Downloads for this project:
All files and information © 2005 Terry Hitt.
This project uses the Ubicom SX processor running at 50MHz to generate NTSC video signals creating a character display on a TV or monitor. The program receives serial data to create the video display. This hardware is available for sale from the creator at the SX Video Module web site along with additional documentation and support.
The video module creates a display of 6 lines each consisting of 16 characters. Each character is 8 pixels wide and 8 pixels high. Since the 6 lines of 8 pixels high is only 48 video lines each line is repeated 4 times for a total of 192 active video lines.
NTSC video output is a fairly simple format, much like serial data, only much faster. NTSC uses 3 different voltage levels for black and white output, instead of two like serial data. The required levels are 0volts (sync), 0.3volts (black) and 1.0volts (white). The official specs for NTSC are quite rigid, but I have found that strict adherence to the spec is not needed. Here is the timing used by this design.
Vertical Sync = sync level for 393uSeconds Horizontal Sync = sync level for 5uSeconds Video Line = 65.6uSeconds including horizontal sync Lines per Frame = 262 lines per frame (non-interlaced)
In order to create a stable video display the hsync pulses must start at EXACTLY the same time in each line. To accomplish this, each line is generated by an interrupt routine. Actually the interrupt routine takes a majority of the processor’s time. The main program runs during the vertical sync and black top and bottom lines.
Serial input is sampled at the beginning of each video interrupt (which occurs every 65.6uSeconds). The sampled data is processed at the end of each video line, just before the interrupt ends. You NEVER have to wait for the module to process serial data, even the “clear screen” and “invert screen” commands are fast enough that data will not be lost.
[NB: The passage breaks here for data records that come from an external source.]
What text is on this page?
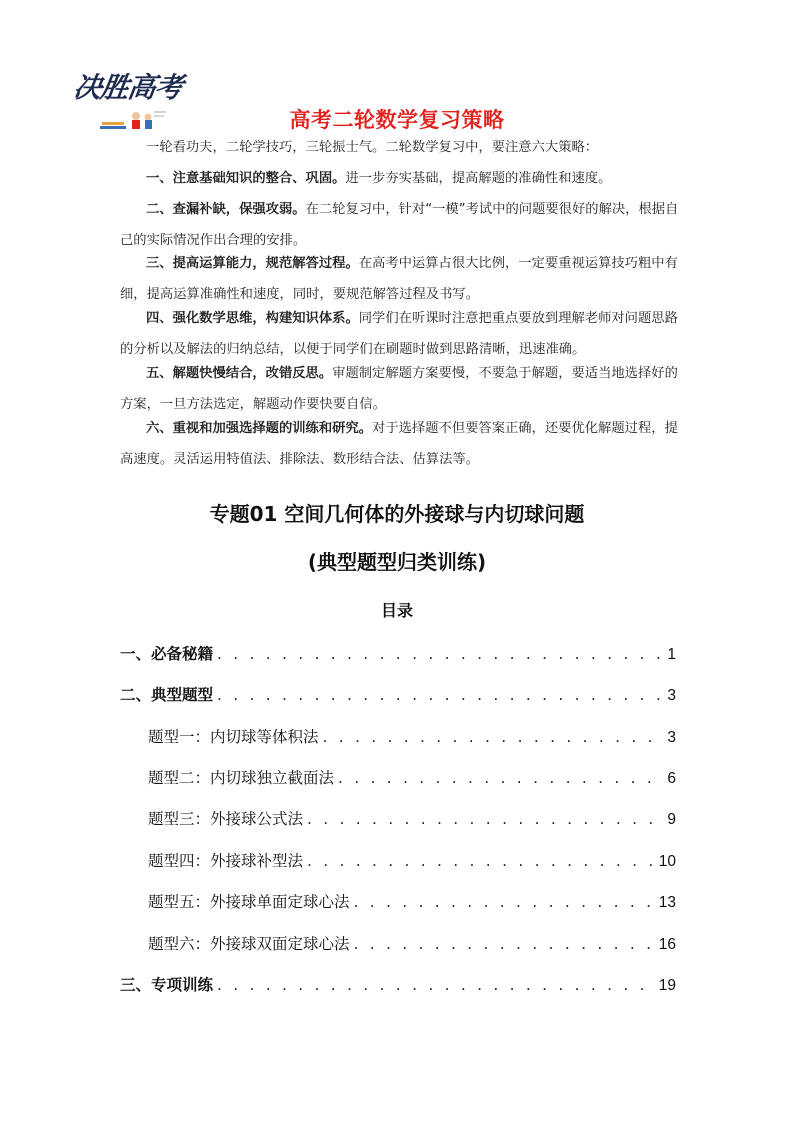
决胜高考
高考二轮数学复习策略
一轮看功夫，二轮学技巧，三轮振士气。二轮数学复习中，要注意六大策略：
一、注意基础知识的整合、巩固。进一步夯实基础，提高解题的准确性和速度。
二、查漏补缺，保强攻弱。在二轮复习中，针对“一模”考试中的问题要很好的解决，根据自己的实际情况作出合理的安排。
三、提高运算能力，规范解答过程。在高考中运算占很大比例，一定要重视运算技巧粗中有细，提高运算准确性和速度，同时，要规范解答过程及书写。
四、强化数学思维，构建知识体系。同学们在听课时注意把重点要放到理解老师对问题思路的分析以及解法的归纳总结，以便于同学们在刷题时做到思路清晰，迅速准确。
五、解题快慢结合，改错反思。审题制定解题方案要慢，不要急于解题，要适当地选择好的方案，一旦方法选定，解题动作要快要自信。
六、重视和加强选择题的训练和研究。对于选择题不但要答案正确，还要优化解题过程，提高速度。灵活运用特值法、排除法、数形结合法、估算法等。
专题01 空间几何体的外接球与内切球问题
(典型题型归类训练)
目录
一、必备秘籍 . . .	1
二、典型题型 . . .	3
题型一：内切球等体积法 . . .	3
题型二：内切球独立截面法 . . .	6
题型三：外接球公式法 . . .	9
题型四：外接球补型法 . . .	10
题型五：外接球单面定球心法 . . .	13
题型六：外接球双面定球心法 . . .	16
三、专项训练 . . .	19
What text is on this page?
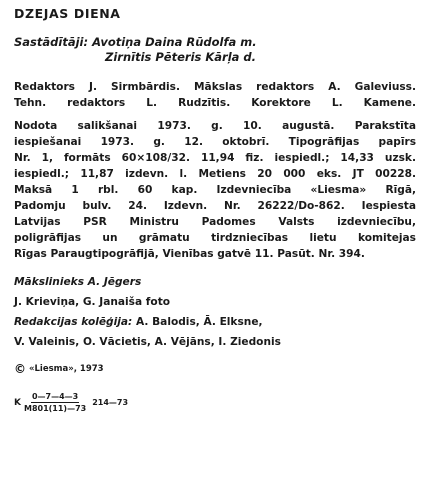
DZEJAS DIENA
Sastādītāji: Avotiņa Daina Rūdolfa m.
Zirnītis Pēteris Kārļa d.
Redaktors J. Sirmbārdis. Mākslas redaktors A. Galeviuss.
Tehn. redaktors L. Rudzītis. Korektore L. Kamene.
Nodota salikšanai 1973. g. 10. augustā. Parakstīta
iespiešanai 1973. g. 12. oktobrī. Tipogrāfijas papīrs
Nr. 1, formāts 60×108/32. 11,94 fiz. iespiedl.; 14,33 uzsk.
iespiedl.; 11,87 izdevn. l. Metiens 20 000 eks. JT 00228.
Maksā 1 rbl. 60 kap. Izdevniecība «Liesma» Rīgā,
Padomju bulv. 24. Izdevn. Nr. 26222/Do-862. Iespiesta
Latvijas PSR Ministru Padomes Valsts izdevniecību,
poligrāfijas un grāmatu tirdzniecības lietu komitejas
Rīgas Paraugtipogrāfijā, Vienības gatvē 11. Pasūt. Nr. 394.
Mākslinieks A. Jēgers
J. Krieviņa, G. Janaiša foto
Redakcijas kolēģija: A. Balodis, Ā. Elksne,
V. Valeinis, O. Vācietis, A. Vējāns, I. Ziedonis
© «Liesma», 1973
K $\frac{0—7—4—3}{M801(11)—73}$ 214—73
The interrupt handles processing the serial input, reading the character values from the vline arrays, looking up the character pattern in the data block, toggling the pins to generate the video signal, and toggling the audio output pin is a “bell” is active.
The serial data is received at a baud rate of 4800 8N1. Received data values from 16 to 127 and 144 to 255 are simply display characters. Values from 0 to 15 and 128 to 143 are commands, some commands require extra data that is send immediately following the command. For example GotoXY command must be followed by the X value then the Y value. Commands for values from 0 to 15 are the same as the DEBUG commands, and the constants for DEBUG can be used.
The Null (128) value is useful to send at startup just in case a multi-byte command (like GotoXY) was send without the parameters, the next value sent will be interpreted as the parameters instead of the command intended. The Null value is ignored.
Video output must be connected to a RCA connector that is plugged into any video input (TV, VCR, DVD). Video inputs have an impedance of about 75 ohms, this is needed to get the correct voltage from the module.
Audio output has a resistor so the pin will not be damaged if the audio pin is accidentally shorted. Because of the resistor the audio output pin can be connected directly to a speaker.
Also eight of the unused SX pins are brought out and there is a serial command to set the output states. This gives you eight additional output that can be used for other purposes. These really come in handy if the module is receiving data from a wireless receiver.
Specs: Power: 5VDC 95mA Display: 6 lines by 16 characters Graphics: 32 horizontal, 12 vertical (1/4 block characters) Characters: 224 including upper & lower case and inverse
Special Features: Invert Screen 8 Digital Outputs.